Middle-market business executives predict an improved U.S. economy next year, and the vast majority says their companies are adding employees and enjoying stronger revenue, according to KPMG’s 2013 Mid-Market Outlook Survey.

According to the survey, 73% of executives say revenues are up from prior year, a significant increase from 58% who reported such increases in KPMG’s 2012 survey, and 78% predict revenues will continue to rise in 2014.

Executives are equally optimistic on hiring. In fact, 45% say they’ve added headcount since last year, and 55% say they’ll hire in 2014, including 11% that expect to increase personnel by more than 7% over current levels.

More than a third (41%) indicate that they plan to raise or refinance capital/debt this year, an indication that they are ready to put money back into the driving growth.
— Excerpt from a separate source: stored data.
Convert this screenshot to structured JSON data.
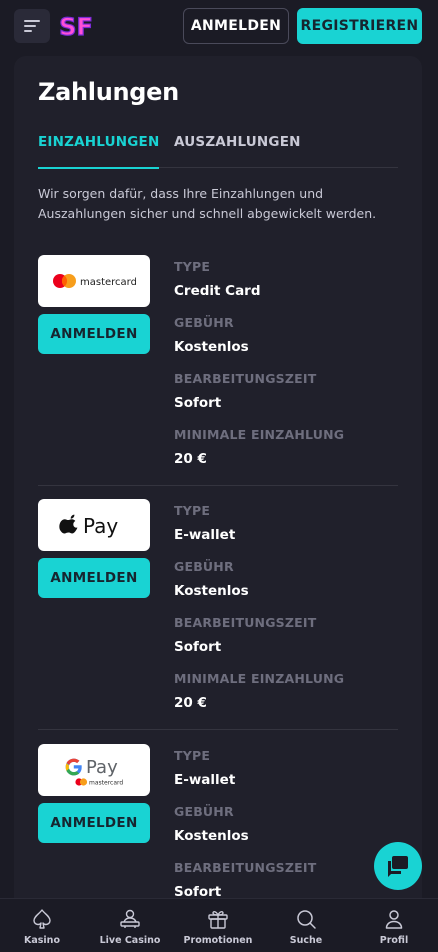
{
  "header": {
    "logo_text": "SF",
    "login_label": "ANMELDEN",
    "register_label": "REGISTRIEREN"
  },
  "page": {
    "title": "Zahlungen",
    "tabs": [
      {
        "label": "EINZAHLUNGEN",
        "active": true
      },
      {
        "label": "AUSZAHLUNGEN",
        "active": false
      }
    ],
    "intro": "Wir sorgen dafür, dass Ihre Einzahlungen und Auszahlungen sicher und schnell abgewickelt werden."
  },
  "methods": [
    {
      "logo": "mastercard",
      "logo_text": "mastercard",
      "button_label": "ANMELDEN",
      "fields": [
        {
          "label": "TYPE",
          "value": "Credit Card"
        },
        {
          "label": "GEBÜHR",
          "value": "Kostenlos"
        },
        {
          "label": "BEARBEITUNGSZEIT",
          "value": "Sofort"
        },
        {
          "label": "MINIMALE EINZAHLUNG",
          "value": "20 €"
        }
      ]
    },
    {
      "logo": "apple-pay",
      "logo_text": "Pay",
      "button_label": "ANMELDEN",
      "fields": [
        {
          "label": "TYPE",
          "value": "E-wallet"
        },
        {
          "label": "GEBÜHR",
          "value": "Kostenlos"
        },
        {
          "label": "BEARBEITUNGSZEIT",
          "value": "Sofort"
        },
        {
          "label": "MINIMALE EINZAHLUNG",
          "value": "20 €"
        }
      ]
    },
    {
      "logo": "google-pay",
      "logo_text": "Pay",
      "logo_subtext": "mastercard",
      "button_label": "ANMELDEN",
      "fields": [
        {
          "label": "TYPE",
          "value": "E-wallet"
        },
        {
          "label": "GEBÜHR",
          "value": "Kostenlos"
        },
        {
          "label": "BEARBEITUNGSZEIT",
          "value": "Sofort"
        }
      ]
    }
  ],
  "bottom_nav": [
    {
      "label": "Kasino",
      "icon": "spade-icon"
    },
    {
      "label": "Live Casino",
      "icon": "dealer-icon"
    },
    {
      "label": "Promotionen",
      "icon": "gift-icon"
    },
    {
      "label": "Suche",
      "icon": "search-icon"
    },
    {
      "label": "Profil",
      "icon": "user-icon"
    }
  ],
  "colors": {
    "accent": "#19d3d3",
    "background": "#1b1b25",
    "card": "#20202b",
    "label": "#6e6e7e",
    "logo_pink": "#ff4fd8"
  }
}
In fact, 60% plan to increase capital spending over the next year, though publicly held companies (66%) are more bullish than privately held companies (58%). The highest priority investment area is geographic expansion, cited by 48% of the executives in the KPMG survey. Additionally, executives indicate that their top strategic initiatives for company management are significant investments in organic growth and entering into new markets.

Other significant areas of investment for mid-market companies are information technology (31%), including the use of cloud technology and data and analytics; new products or services (26%); and the acquisition of a business (26%). Supporting the investment in acquisition findings, more than half of the executives (54%) say their companies will likely be involved in a merger/acquisition in the next year.